De um lado, ele renunciou (se me entendem) a um pensamento próprio. Na verdade, literalmente, isso é impossível: se alguém pensa, é evidente que esse pensamento é pensamento próprio. O que aconteceu com Maritain foi que sua investigação o levou a convencer-se da verdade de uma doutrina já formulada (incompleta e imperfeita, é claro, como tudo que é humano, mas, como ele dizia, “essencialmente fundada na verdade”). Por que haveria, então, de abandonar essa filosofia, somente porque não fora invenção sua, somente pelo gosto de bancar o original? Os filhos de Descartes não toleram semelhante comportamento. Os modernistas individualistas que aprenderam com Descartes a romper com toda a tradição e recomeçar tudo de si mesmos e, portanto, a criar tantas filosofias quantos sejam os filósofos – rejeitam instintivamente essa outra opção de inserir-se numa corrente e filiar-se a doutrina alheia e já constituída.

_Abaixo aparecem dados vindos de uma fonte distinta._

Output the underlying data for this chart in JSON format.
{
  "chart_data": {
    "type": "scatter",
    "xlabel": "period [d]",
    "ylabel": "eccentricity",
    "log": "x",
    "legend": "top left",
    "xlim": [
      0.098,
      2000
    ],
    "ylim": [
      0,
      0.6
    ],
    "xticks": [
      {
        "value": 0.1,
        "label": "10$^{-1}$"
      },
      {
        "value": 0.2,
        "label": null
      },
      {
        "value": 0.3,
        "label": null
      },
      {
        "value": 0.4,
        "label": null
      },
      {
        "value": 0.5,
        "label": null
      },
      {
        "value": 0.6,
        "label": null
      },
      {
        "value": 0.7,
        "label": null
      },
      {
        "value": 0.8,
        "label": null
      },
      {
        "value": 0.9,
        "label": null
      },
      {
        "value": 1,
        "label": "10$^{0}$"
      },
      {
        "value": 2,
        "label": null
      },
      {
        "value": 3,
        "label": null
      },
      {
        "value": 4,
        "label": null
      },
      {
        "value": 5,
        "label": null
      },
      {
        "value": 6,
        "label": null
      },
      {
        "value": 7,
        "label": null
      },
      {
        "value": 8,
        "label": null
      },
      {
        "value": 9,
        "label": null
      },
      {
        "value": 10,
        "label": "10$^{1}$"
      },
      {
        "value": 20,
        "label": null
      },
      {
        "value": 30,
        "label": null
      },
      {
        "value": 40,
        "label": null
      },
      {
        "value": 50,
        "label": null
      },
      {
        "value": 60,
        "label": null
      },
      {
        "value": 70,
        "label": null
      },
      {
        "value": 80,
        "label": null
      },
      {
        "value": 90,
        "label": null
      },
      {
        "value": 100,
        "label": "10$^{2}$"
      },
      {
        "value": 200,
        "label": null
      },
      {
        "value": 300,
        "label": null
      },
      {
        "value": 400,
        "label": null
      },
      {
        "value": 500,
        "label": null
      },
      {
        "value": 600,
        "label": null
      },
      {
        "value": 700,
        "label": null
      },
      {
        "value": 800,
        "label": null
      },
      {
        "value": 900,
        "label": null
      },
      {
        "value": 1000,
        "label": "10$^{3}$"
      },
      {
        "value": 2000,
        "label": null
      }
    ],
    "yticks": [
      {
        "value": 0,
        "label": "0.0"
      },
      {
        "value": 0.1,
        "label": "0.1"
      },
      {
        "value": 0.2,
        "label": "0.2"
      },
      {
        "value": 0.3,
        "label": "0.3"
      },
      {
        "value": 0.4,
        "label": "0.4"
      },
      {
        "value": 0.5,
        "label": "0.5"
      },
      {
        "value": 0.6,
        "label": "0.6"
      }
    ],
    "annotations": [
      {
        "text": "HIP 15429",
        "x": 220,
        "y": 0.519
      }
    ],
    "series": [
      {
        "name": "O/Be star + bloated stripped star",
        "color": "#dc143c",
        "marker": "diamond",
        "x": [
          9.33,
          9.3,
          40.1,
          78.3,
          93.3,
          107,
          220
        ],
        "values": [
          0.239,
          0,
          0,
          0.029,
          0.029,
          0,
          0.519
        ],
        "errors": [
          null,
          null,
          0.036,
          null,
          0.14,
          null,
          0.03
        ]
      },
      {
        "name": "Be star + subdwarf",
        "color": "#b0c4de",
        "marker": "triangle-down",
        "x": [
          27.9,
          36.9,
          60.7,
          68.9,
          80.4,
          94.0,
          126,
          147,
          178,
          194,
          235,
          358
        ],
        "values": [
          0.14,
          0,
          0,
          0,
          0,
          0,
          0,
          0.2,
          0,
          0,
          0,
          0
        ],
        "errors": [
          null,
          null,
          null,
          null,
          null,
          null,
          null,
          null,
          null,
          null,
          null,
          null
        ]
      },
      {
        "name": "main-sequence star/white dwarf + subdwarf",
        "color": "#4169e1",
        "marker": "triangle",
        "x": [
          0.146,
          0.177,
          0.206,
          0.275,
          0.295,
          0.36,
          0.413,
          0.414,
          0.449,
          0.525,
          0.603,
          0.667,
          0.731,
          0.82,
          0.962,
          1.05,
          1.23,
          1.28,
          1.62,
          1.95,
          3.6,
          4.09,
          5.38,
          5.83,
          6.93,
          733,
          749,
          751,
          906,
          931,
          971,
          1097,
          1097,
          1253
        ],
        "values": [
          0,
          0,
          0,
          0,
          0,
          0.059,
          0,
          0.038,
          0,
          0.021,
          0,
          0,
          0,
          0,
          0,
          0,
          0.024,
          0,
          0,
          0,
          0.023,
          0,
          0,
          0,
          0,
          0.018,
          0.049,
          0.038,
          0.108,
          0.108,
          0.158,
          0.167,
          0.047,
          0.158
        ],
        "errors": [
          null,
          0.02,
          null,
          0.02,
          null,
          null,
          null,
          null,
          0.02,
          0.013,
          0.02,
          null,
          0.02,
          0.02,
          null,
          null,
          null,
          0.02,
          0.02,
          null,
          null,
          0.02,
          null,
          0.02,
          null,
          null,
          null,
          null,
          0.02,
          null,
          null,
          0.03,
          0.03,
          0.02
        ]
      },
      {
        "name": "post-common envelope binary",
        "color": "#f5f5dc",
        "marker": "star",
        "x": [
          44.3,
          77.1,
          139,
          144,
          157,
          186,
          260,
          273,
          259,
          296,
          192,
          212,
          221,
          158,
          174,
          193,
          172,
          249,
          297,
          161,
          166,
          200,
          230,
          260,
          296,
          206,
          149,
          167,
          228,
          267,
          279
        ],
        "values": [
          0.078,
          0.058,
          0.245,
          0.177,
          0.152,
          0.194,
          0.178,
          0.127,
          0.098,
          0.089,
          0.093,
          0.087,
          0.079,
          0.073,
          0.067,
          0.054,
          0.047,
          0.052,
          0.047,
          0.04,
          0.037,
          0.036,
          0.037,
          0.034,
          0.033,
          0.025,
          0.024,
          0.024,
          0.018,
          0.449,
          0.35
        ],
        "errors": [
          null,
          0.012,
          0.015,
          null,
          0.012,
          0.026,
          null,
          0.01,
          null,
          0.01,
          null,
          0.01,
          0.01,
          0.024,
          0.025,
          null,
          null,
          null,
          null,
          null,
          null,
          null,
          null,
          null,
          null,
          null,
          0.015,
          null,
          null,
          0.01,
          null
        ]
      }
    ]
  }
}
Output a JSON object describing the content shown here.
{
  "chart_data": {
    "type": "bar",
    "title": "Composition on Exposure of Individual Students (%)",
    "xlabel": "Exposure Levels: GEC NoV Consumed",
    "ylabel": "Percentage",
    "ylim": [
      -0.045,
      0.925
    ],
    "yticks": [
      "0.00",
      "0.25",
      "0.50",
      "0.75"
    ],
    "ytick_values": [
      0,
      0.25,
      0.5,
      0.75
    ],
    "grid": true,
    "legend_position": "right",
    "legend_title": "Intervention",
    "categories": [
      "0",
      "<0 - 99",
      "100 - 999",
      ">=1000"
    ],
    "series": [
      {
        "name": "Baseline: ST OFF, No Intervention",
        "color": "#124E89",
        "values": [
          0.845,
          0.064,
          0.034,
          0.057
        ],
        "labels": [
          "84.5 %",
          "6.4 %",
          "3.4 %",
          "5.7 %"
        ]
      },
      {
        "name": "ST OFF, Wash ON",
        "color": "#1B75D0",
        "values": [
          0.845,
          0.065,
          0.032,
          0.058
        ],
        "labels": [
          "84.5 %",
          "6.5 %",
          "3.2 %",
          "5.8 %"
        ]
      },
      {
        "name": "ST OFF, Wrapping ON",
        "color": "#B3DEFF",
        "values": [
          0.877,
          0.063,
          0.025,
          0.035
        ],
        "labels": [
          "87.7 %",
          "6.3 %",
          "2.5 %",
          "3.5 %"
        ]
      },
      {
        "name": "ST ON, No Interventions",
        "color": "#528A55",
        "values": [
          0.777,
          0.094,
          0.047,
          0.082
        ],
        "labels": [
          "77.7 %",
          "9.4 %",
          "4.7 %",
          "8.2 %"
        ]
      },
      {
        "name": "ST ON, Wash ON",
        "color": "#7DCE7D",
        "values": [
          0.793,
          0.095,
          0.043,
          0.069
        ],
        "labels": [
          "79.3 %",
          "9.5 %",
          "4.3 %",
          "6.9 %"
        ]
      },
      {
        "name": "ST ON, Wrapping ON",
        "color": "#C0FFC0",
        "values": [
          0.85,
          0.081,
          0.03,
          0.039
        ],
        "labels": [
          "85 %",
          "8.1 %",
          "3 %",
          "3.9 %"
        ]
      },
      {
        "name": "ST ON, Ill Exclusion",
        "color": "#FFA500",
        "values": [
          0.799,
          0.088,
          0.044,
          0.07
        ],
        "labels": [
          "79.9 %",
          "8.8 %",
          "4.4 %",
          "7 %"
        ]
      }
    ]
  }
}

Mas esse ainda é um preconceito menor. Pior seria o de pretender-se filósofo e não renegar a fé: filósofo e cristão, filósofo cristão. Mil injúrias, injustíssimas, desonestas, assacam então contra ele, denunciando de suspeita sua meditação, como se se fundasse nos dogmas de fé, como se tivesse as soluções de antemão, previamente fornecidas pela revelação, como se não participasse, também ele, da angústia do filósofo que tudo quer conhecer e que corre todos os riscos, disposto a ir aonde o levarem as inquietações e as perquirições de sua razão exigente e desassossegada. É um escândalo, para esses, uma absoluta impossibilidade, que o contrário aconteça, que alguém chegue à fé precisamente pelo caminho da razão, ou seja, que a fé cristã possa ser também um ponto de chegada – ela que, em tantos, é um ponto de partida.
A essa objeção Maritain dedicou boa parte de suas reflexões, fazendo questão de distinguir o caminho da razão e o caminho da fé, a filosofia e a teologia. Ninguém mais escrupuloso do que ele. Sempre ressaltou a natureza singular do “opus philosophicum”, da “via inventionis”, a via da descoberta, o esforço da razão, apenas da razão, para esquadrinhar as perguntas fundamentais, as perguntas sobre a existência, explicitamente rejeitando todo argumento de autoridade, humana ou divina, de um mestre ou mesmo da Igreja. A doutrina (improvável, mas não impossível, como ele observou, e que de fato aconteceu) essencialmente fundada na verdade, a que ele aderiu, ele a via como “uma doutrina aberta e sem fronteiras, aberta a toda a realidade onde quer que se encontre, e a toda a verdade, donde quer que venha”, “indefinidamente progressiva” e sobretudo “livre de tudo, salvo da verdade, e livre a respeito dela mesma, de suas imperfeições (para corrigir), de seus vazios (para preencher), de seus formuladores e do próprio mestre que a instituiu – livre dele, como ele mesmo era, pronta, como ele, às mudanças e às refundições requeridas por uma melhor vista das coisas”. Nem sempre o tomismo como escola, historicamente considerada, procedeu assim. Maritain, porém, foi assim mesmo que trabalhou, com essa suprema e exclusiva paixão pela verdade, por todas as verdades, com essa independência, essa liberdade, esse rigor. Por isto mesmo, dele se pode dizer que é “o filósofo”, o filósofo por excelência deste nosso século XX abençoado.